His schedule for 2016 has not yet been finalised but Bookwalter knows that he will chaperone van Garderen for at least the opening months of the campaign. That does not necessarily mean that Bookwalter will revert to type. He will play the dutiful teammate when it is required of him, but the steely determination that he has forged this season will carry through with him into the next.
“I think I’ve learned that you’ve got to make your own opportunities. A couple of years ago I would get really hung up about the schedule the team would propose. I would get irritated and say ‘that’s not a race I want to do' but the big epiphany for me was when I won a stage in Qatar. It made me realise that I don’t need the perfect set of races, I don’t have to go to the race that I think is perfect for me.
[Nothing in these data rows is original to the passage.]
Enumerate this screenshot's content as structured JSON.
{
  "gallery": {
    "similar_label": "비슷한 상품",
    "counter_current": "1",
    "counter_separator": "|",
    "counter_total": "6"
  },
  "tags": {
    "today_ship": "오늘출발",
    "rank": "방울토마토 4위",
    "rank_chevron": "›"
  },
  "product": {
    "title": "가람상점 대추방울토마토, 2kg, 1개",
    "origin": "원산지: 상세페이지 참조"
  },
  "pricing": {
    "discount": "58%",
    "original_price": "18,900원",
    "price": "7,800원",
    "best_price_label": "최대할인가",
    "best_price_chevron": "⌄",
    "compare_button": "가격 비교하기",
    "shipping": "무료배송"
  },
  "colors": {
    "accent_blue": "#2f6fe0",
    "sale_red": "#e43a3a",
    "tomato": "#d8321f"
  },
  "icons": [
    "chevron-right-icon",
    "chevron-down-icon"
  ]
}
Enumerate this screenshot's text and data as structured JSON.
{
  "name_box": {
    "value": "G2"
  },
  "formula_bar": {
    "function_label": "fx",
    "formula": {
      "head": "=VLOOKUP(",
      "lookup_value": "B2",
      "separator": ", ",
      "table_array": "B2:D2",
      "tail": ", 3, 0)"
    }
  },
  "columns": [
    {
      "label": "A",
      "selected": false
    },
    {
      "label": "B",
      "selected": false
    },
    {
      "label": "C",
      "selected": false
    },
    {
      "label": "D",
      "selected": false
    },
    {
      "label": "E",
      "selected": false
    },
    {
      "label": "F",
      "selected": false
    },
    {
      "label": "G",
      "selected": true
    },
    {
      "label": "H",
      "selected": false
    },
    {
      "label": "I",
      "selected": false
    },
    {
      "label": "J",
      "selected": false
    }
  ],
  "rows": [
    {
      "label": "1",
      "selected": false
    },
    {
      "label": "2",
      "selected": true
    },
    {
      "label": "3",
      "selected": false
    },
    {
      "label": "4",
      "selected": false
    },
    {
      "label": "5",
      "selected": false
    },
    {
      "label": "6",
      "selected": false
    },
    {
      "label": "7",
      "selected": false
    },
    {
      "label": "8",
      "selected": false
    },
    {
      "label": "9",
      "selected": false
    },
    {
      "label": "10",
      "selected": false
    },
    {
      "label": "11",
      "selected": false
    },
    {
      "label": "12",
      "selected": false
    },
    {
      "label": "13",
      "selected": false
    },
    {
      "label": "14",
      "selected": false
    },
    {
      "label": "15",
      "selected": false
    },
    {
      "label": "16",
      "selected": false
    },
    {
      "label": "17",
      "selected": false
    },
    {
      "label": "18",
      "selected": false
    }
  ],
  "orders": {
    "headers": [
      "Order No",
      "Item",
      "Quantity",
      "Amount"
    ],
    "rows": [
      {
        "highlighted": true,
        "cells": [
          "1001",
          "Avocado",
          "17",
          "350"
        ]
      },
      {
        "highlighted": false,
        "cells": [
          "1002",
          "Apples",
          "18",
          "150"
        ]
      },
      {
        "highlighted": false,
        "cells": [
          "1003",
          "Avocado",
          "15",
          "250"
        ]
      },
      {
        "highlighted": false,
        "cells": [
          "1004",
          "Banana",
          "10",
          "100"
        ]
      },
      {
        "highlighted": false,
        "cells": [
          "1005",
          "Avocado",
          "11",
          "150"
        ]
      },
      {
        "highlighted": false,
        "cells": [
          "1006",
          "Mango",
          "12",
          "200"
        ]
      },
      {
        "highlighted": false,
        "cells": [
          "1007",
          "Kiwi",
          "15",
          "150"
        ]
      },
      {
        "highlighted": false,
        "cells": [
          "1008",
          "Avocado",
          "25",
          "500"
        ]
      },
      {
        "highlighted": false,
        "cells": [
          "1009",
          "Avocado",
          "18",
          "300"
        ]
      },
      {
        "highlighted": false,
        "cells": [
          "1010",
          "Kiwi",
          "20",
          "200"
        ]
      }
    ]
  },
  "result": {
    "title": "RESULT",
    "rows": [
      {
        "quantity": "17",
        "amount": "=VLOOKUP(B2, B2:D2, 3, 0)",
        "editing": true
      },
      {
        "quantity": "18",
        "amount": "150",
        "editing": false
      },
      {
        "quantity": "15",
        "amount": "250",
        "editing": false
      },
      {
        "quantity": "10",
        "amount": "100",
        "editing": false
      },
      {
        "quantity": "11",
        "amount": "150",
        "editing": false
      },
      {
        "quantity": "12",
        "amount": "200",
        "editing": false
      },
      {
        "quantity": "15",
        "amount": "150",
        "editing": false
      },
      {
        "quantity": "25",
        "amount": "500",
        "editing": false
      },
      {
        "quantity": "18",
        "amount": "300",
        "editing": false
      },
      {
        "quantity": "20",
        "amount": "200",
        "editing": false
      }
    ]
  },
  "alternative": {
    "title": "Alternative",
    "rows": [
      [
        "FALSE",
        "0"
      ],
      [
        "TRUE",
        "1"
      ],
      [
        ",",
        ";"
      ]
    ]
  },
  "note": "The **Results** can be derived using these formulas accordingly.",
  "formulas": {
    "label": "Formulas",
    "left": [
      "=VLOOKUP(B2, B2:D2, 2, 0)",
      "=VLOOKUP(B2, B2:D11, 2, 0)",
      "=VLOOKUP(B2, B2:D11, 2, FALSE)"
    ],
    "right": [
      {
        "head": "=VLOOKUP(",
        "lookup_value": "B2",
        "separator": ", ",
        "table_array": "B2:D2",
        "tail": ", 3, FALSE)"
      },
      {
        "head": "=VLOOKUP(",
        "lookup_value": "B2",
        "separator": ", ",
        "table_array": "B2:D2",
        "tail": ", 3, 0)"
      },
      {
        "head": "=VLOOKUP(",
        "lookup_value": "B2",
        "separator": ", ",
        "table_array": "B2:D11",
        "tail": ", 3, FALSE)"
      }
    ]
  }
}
As long as I stay committed to the process and the rider I know I can be, it’s going to come.
“I understand that if I go to Ruta del Sol with Tejay for instance I’m probably not going to win the overall but I could win a stage there.”
And the North American races, California, Utah and USA Pro Challenge are where Bookwalter will have his best chances to shine. California is the only one of the trio of events in which Bookwalter is missing a stage win or a podium place.
“As far as overalls go, I might get a bit of freedom at the Tour of California. That’s inspiring after having places at Utah and Colorado. I don’t know what our roster will be but the American races, my heart is in them and I’m passionate about them.
“Potentially it’s leadership but if they move stuff around with Richie [Porte] or Rohan [Dennis] then there’s lots of different scenarios but I’ve proven that at a race like that I can carry the team’s leadership. I’m ready for it and it’s an opportunity I’m looking to embrace.”